Gippsland Ports was established in 1996 to provide a regional service to the local community, visitors and other user groups. Gippsland Ports is the local port and waterway manager responsible for the five local ports and four waterways detailed below.

An operationally diverse organisation with responsibilities derived from a range of defined statutory functions and community service obligations, Gippsland Ports is the designated waterway manager of 1,431 sq km of some of the largest and most beautiful waterways in Australia, stretching from Anderson Inlet to Mallacoota over 720 kms of the south-eastern coastline of Victoria.

The areas managed consist of five designated Local Ports

  • Mallacoota
  • Snowy River (Marlo)
  • Gippsland Lakes
  • Corner Inlet and Port Albert
  • Anderson Inlet (Inverloch)

and four waterways

  • Lake Tyers
  • Shallow Inlet
  • Sydenham Inlet (excluding Bemm River)
  • Tamboon Inlet

Waterway management responsibilities include navigation, port operations, regulation, security and compliance, boating safety, incident management, emergency response, maritime security, oil spill response and salvage and dredging and sand management. To achieve these responsibilities, Gippsland Ports employs highly trained staff located at Port Welshpool, Paynesville, Lakes Entrance and Bairnsdale and works closely with government departments, local authorities and organisations.

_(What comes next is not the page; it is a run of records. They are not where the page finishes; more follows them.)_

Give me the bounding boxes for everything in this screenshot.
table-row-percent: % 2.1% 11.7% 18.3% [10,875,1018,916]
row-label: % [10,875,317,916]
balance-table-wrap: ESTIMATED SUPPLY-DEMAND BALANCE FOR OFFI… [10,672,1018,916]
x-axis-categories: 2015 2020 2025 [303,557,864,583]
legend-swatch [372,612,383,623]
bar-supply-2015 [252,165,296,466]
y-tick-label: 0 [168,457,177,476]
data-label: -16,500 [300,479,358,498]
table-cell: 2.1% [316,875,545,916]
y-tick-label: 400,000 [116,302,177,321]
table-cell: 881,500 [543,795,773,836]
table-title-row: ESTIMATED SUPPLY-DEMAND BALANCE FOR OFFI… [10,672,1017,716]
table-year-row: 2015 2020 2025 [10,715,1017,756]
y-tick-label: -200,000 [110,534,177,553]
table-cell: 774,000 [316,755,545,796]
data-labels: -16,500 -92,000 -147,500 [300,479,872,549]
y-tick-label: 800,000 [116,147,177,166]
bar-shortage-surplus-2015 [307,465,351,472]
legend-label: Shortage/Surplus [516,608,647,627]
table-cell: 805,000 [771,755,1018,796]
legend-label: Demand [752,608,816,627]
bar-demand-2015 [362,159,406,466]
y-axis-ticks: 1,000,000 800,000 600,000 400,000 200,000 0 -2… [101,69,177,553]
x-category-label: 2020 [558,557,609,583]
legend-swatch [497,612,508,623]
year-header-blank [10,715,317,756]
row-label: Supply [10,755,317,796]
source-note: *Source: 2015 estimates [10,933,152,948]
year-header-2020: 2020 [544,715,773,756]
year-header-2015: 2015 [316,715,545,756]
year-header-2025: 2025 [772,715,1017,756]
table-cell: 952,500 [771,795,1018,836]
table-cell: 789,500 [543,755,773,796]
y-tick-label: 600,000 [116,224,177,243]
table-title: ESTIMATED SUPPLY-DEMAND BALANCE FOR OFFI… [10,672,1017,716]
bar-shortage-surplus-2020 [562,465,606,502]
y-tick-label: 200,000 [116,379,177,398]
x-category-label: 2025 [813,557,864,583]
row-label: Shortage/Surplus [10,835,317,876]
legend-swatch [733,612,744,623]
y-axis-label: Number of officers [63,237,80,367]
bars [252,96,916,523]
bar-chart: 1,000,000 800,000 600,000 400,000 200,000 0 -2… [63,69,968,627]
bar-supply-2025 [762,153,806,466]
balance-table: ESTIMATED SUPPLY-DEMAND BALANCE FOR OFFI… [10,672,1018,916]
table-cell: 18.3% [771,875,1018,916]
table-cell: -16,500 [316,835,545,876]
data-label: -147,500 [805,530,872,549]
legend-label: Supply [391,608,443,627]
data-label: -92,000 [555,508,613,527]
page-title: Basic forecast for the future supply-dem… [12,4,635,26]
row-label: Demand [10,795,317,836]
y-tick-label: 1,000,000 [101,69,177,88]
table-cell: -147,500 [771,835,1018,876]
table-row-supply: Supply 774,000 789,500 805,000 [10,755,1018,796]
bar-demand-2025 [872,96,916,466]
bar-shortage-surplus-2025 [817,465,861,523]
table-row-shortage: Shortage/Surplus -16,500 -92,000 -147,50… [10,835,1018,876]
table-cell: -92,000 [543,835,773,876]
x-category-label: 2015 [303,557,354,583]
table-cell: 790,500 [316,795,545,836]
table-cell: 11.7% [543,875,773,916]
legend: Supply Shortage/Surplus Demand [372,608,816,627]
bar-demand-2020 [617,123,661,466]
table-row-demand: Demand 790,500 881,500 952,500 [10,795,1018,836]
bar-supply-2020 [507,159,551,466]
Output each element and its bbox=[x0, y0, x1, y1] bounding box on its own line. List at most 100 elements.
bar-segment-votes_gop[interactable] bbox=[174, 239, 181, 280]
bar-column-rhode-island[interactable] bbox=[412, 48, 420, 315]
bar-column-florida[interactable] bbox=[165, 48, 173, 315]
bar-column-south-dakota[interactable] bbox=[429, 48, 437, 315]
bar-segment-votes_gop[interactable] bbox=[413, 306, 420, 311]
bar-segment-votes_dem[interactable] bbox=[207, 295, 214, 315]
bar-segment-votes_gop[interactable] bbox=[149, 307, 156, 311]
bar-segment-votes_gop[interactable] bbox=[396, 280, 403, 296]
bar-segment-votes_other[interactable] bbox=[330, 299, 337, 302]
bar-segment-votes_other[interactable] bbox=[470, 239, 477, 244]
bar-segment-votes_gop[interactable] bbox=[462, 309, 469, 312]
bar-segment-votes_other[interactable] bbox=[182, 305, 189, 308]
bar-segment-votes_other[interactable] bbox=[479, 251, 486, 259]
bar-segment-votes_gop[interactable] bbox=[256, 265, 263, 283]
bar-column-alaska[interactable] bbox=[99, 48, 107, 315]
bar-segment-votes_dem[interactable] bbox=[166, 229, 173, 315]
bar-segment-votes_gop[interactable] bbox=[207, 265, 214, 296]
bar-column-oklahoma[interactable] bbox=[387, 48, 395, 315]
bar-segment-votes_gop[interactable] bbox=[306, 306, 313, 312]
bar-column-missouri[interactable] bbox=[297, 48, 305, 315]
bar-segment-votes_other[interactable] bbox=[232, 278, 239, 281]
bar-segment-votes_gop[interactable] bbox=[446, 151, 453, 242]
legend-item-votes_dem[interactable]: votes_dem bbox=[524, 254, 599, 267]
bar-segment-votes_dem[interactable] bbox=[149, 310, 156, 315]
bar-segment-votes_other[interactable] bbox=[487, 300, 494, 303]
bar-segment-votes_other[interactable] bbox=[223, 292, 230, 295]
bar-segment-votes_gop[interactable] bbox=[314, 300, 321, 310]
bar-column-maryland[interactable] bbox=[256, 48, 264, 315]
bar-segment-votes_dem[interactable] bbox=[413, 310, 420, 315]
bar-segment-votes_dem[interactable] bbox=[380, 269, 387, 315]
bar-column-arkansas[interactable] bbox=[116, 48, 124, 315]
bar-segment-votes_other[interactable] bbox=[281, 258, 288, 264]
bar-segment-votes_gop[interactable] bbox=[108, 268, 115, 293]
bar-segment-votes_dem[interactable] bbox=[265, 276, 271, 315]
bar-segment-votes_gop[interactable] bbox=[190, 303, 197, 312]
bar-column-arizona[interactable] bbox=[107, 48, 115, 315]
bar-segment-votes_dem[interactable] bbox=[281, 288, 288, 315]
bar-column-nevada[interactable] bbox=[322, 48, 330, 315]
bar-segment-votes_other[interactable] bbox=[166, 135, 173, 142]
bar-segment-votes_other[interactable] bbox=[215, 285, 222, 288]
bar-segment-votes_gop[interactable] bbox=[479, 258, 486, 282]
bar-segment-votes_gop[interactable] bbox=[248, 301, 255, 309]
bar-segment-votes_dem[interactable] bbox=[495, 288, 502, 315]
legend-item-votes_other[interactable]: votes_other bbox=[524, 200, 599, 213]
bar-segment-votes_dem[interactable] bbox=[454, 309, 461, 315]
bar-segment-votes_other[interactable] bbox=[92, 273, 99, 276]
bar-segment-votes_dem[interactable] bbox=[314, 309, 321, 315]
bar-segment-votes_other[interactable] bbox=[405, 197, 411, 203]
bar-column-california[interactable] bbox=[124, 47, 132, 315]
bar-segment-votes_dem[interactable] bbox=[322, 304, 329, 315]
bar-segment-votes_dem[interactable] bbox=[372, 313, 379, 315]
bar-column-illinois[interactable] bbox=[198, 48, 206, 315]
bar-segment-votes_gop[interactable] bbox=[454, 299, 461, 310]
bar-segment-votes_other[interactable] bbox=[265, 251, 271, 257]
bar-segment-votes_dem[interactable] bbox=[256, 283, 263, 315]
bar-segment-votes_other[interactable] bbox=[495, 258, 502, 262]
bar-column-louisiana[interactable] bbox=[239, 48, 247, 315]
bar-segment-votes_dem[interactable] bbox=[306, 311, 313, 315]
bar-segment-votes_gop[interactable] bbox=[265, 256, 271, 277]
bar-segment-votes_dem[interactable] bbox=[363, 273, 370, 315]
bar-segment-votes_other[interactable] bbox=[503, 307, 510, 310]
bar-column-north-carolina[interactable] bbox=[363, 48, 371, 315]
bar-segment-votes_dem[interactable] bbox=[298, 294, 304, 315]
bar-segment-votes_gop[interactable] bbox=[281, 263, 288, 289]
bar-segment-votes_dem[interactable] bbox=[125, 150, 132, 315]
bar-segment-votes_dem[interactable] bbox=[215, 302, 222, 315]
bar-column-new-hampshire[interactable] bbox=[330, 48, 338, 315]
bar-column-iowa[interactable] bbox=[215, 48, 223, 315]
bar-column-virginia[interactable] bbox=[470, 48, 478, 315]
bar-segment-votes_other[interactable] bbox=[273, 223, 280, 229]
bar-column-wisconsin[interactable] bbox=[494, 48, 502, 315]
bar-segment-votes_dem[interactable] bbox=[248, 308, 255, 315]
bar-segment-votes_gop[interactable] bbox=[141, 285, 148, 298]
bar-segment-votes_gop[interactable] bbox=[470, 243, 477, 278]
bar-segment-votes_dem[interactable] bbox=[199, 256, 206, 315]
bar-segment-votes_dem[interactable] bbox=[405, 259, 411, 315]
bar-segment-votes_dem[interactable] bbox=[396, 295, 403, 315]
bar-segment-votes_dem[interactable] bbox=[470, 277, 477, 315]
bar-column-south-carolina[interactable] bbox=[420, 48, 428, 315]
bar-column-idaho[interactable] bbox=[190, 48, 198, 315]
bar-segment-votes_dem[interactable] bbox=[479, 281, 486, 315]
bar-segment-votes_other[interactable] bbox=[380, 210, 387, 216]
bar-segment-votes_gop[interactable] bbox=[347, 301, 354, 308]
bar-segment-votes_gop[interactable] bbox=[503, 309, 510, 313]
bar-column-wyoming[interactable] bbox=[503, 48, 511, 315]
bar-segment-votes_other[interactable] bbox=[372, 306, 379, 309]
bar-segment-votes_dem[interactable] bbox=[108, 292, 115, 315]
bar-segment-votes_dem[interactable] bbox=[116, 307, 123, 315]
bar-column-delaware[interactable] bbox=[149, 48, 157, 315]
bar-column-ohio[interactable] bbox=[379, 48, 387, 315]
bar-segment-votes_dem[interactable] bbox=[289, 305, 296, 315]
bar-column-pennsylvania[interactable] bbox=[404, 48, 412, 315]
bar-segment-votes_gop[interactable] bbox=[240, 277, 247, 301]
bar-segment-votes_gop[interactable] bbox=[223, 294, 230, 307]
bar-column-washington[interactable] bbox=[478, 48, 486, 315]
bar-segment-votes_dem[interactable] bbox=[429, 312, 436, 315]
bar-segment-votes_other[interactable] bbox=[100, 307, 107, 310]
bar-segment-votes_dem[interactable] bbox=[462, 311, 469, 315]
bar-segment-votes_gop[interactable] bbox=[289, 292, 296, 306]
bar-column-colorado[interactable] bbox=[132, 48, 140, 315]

GP is unique amongst Victoria’s 8 local port management bodies as it is:

  • The only Victorian port (local or commercial) with a recurrent dredging program in excess of 200,000m3.
  • The manager of 45% of the total area, 43% of total navigation aids, 60% of total wharves and jetties, 22% of total berths and moorings and 56% of people directly employed to manage Victoria’s Local Ports.
  • The host port to Victoria’s largest commercial fishing fleet.
  • The appointed Waterways Manager by TSV for two waterways in addition to the 5 local ports.
  • In GP’s Ports, recreational vessels operate mainly within the ports (although we do know through analysis of CC camera footage that there are up to 500 vessel transits per day through the entrance at Lakes Entrance).
  • In most other local ports, (with the exception to some extent of Port Phillip & Western Port), vessels launch within the port and then go to sea.
  • The implication is that GP needs to provide far more infrastructure (aids to navigation, destination jetties, itinerant berthing, public swing moorings, refuelling, sewage pumpout) than other local port managers.